User-Friendliness Starts and Ends With the Users

Website’s Ease of Use Determines Success of Online Fundraising

by Daniël de Voogt

Websites are playing an ever increasing role in charity fundraising and across the world as a whole, with a considerable increase in online donation. Yet for many charities it appears to be difficult to present themselves well on the internet. A recent survey shows that the user friendliness of websites still leaves much to be desired.

As the organizations’ calling card and access point to the website, the home page must meet the highest demands of user friendliness. In today’s fast moving world a visitor remains on a web page for an average of only 27 seconds. A home page is at its most effective when the visitor can see what the site has to offer at a glance. The user must also be able to find his way almost intuitively without having to reflect. Only home pages which are so clearly focused in terms of ease of use can lead the visitor to look at the website in more detail.

Unwritten rules

The ease of use of the home pages is examined using twelve tried and tested guidelines (see below). These guidelines can best be described as web conventions or unwritten rules which have become widely accepted on the web over the years. Visitors expect a home page to respect these conventions. If these are ignored, many visitors will ignore your website. This will have unfortunate consequences ranging from less name recognition to missing new members or donations.

Twelve guidelines may appear to be limited. Jakob Nielsen however distinguishes between as many as one hundred and thirteen (Homepage Usability, 2001). These are, however, the guidelines which appear in each test to be decisive for the success of a homepage.

  • Header bar with description of organization
  • Short introduction to the organization
  • Example (article) of site content
  • Search field at the top of the home page
  • Links are underlined
  • Links have a distinctive color
  • Link names start with key words
  • No link to the home page on the home page.
  • Direct link to contact information
  • Direct link to (online) donation
  • Adequate lettering format and contrast
  • Varied size of lettering

Thirty charities

The study focused on the twenty largest charities in the Netherlands and ten smaller organizations with incomes lower than 1 million Euros. No single fund meets all the guidelines. The average score for all funds is 5.9 out of 12. On average the larger funds score somewhat higher than the small ones: 6.1 out of 12 against 5.6 out of 12. This image matches the supposition that large funds have more money and know how available for web development. But does this come to fruition?

If we look at the rankings, this does not appear to be the case. Six funds out of the top ten of the largest funds have a score of 6 or less. The majority (10) of the sixteen lowest placed funds are from the group of large funds. It is clear that greater resources do not guarantee a more user friendly home page.

A few guidelines under the spotlight

On average the funds examined meet the guidelines in 47% of cases. It is immediately clear that the guidelines are not well followed, particularly where content is concerned. As far as navigation is concerned, the average is somewhat better, while readability scores moderately. There are a few striking differences between large and small funds, however. Not one of the small funds has a search field on the home page. Yet this is a very important method of navigation. They score much better than the larger funds when it comes to the distinguishing of links through the use of a variety of colors.
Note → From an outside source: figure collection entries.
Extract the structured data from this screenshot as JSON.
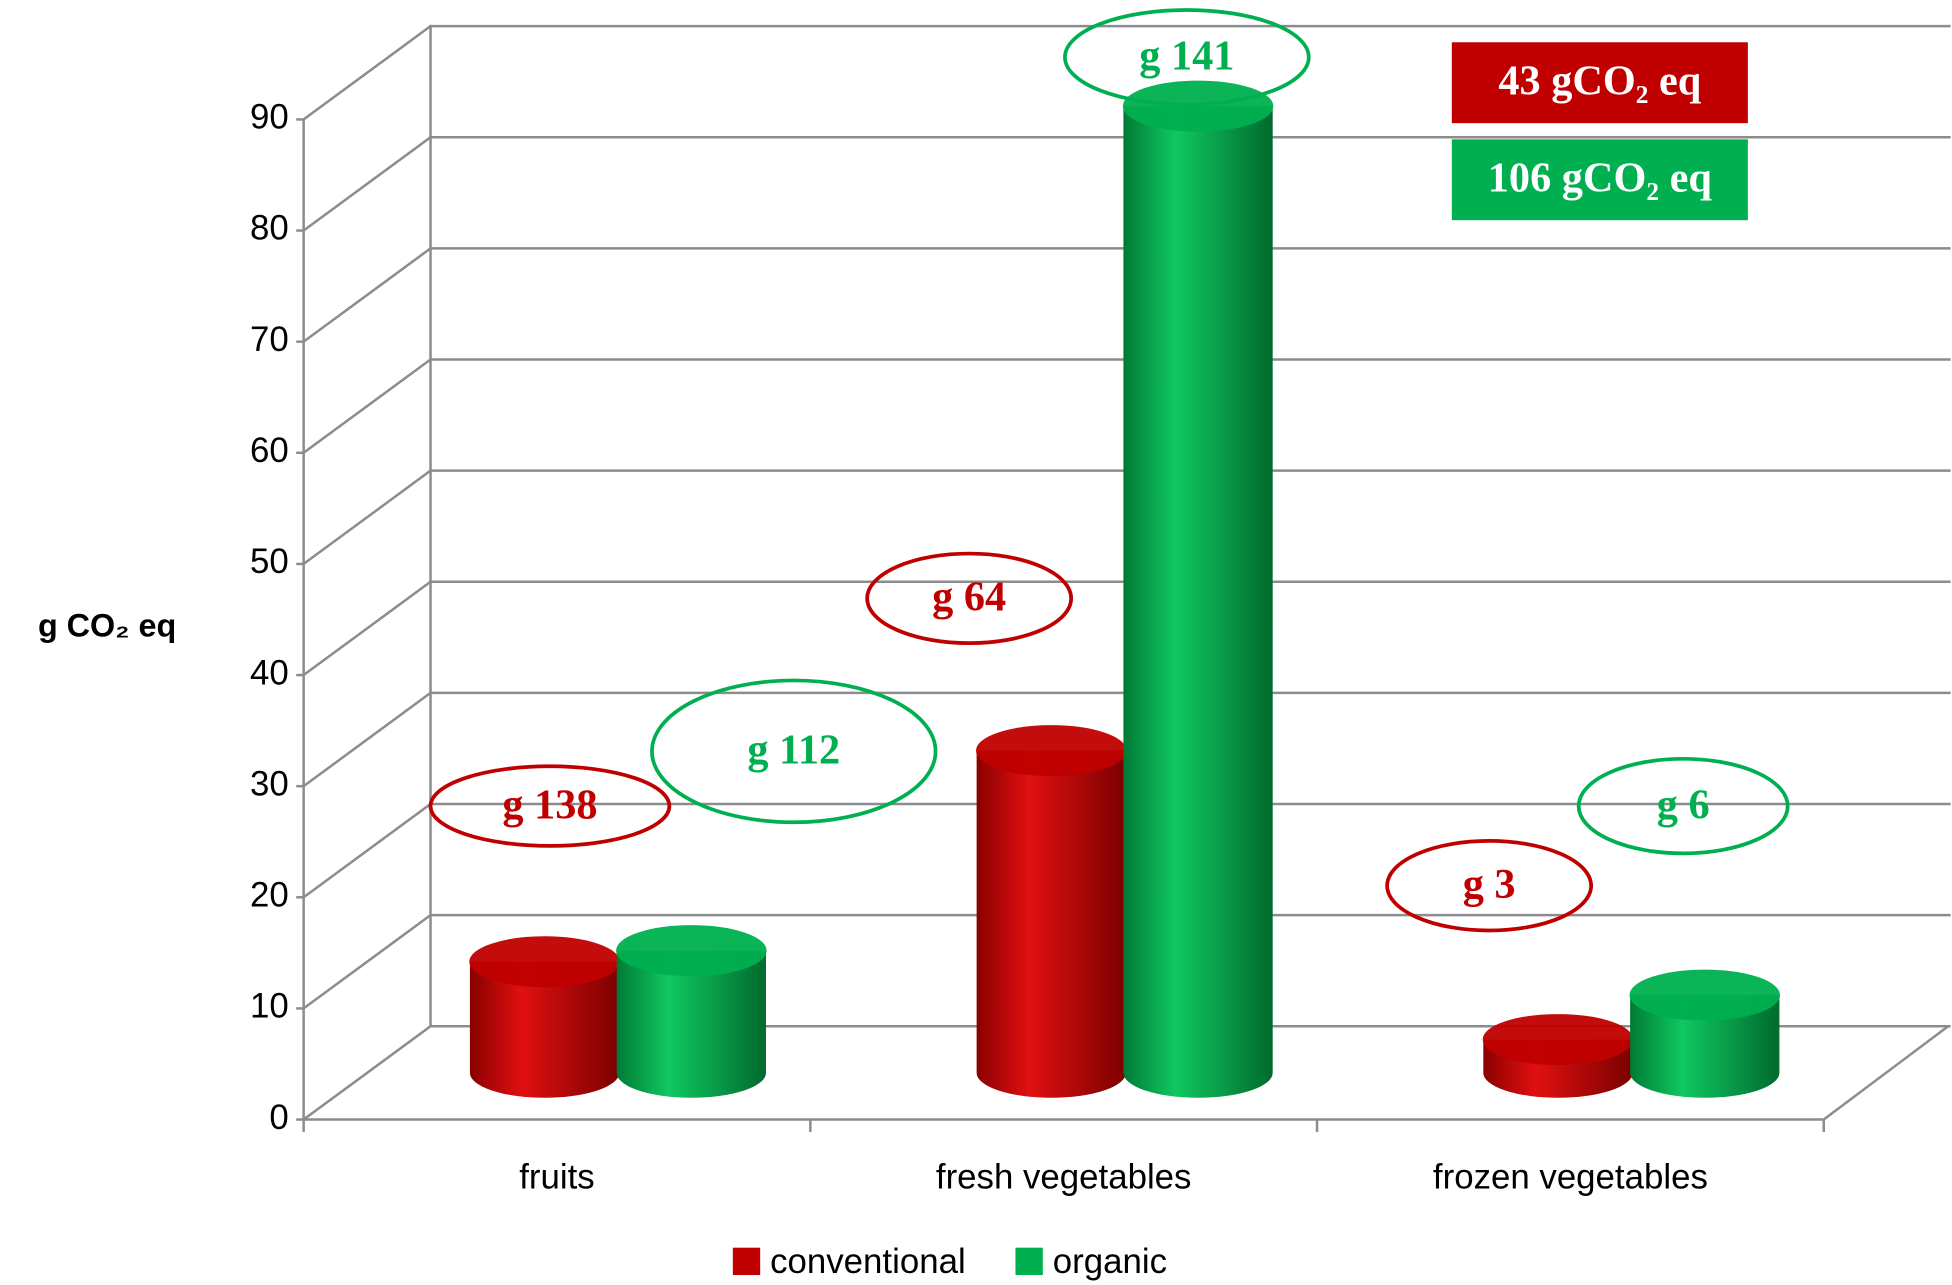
{
  "chart_data": {
    "type": "bar3d",
    "y_label": "g CO₂ eq",
    "categories": [
      "fruits",
      "fresh vegetables",
      "frozen vegetables"
    ],
    "series": [
      {
        "name": "conventional",
        "color": "#c00000",
        "values": [
          10,
          29,
          3
        ]
      },
      {
        "name": "organic",
        "color": "#00b050",
        "values": [
          11,
          87,
          7
        ]
      }
    ],
    "ylim": [
      0,
      90
    ],
    "yticks": [
      0,
      10,
      20,
      30,
      40,
      50,
      60,
      70,
      80,
      90
    ],
    "grid": true,
    "legend": "bottom",
    "annotations": [
      {
        "text": "g 138",
        "color": "#c00000"
      },
      {
        "text": "g 112",
        "color": "#00b050"
      },
      {
        "text": "g 64",
        "color": "#c00000"
      },
      {
        "text": "g 141",
        "color": "#00b050"
      },
      {
        "text": "g 3",
        "color": "#c00000"
      },
      {
        "text": "g 6",
        "color": "#00b050"
      }
    ],
    "totals": [
      {
        "text": "43 gCO₂ eq",
        "color": "#c00000"
      },
      {
        "text": "106 gCO₂ eq",
        "color": "#00b050"
      }
    ]
  }
}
The small organizations are also far less likely to fall into the annoying habit of placing a link to the home page on the very same home page.

The two worst scoring guidelines

1. Header bar with description of organization (aims)
Average score: 20.0%

This guideline is different to the other one as the header bar is not a visible part of the home page. It is an instruction in HTML, the layout language with which websites are produced. It is only visible in the highest bar of the browser. Much more importantly, the title is prominent, extra large and underlined in the results of the search engines. If anyone saves a website in his/her favorites, the title will appear in the list. A clear title is a simple and very effective form of free online marketing. 

2. Short introduction to the organization
Average score: 23.3%

Visitors who are not familiar with an organization will want to find out more about it as soon as possible. This is particularly important for funds with an unclear name (Cordaid) or slogan (A just world. Without poverty). Very well known charities also wish to gain new donors or members and therefore they also need to tell new visitors about the organization. Details of the organization (and its aims) should therefore be set down briefly but powerfully.

The importance of improvement

User-friendliness extends beyond the home page of course. The rest of the website must also be clearly set out. The home page is, however, the starting point for most visitors. Compare it with a job interview: the first impression is absolutely decisive.

By neglecting the user friendliness of home pages, charities are missing great chances. This is a pity but not a disaster: of the twelve “errors” named in this study, a good half can be easily corrected without great expense. For the rest, money and effort invested in user friendliness often result in a 100% increase in visits to and conversion via the website (Nielsen, Web research: Believe the data, 1999).

Thus the most important recommendation is: first of all deal with matters which can quickly be rectified. This should bring quick rewards. Then devise a plan for dealing with the more involved aspects and call in expert help for this. If you wish to have an even more thorough approach, then don’t forget to carry out tests first and foremost. User-friendliness starts and finishes with the users and therefore they must be closely involved in any significant adaptation of the website.

Daniel de Voogt, Goede Zaken. An extended version of this article appeared in the trade journal Vakblad Fondsenwerving (Trade Journal Fundraising) in December 2006. It can also be found on the author’s website.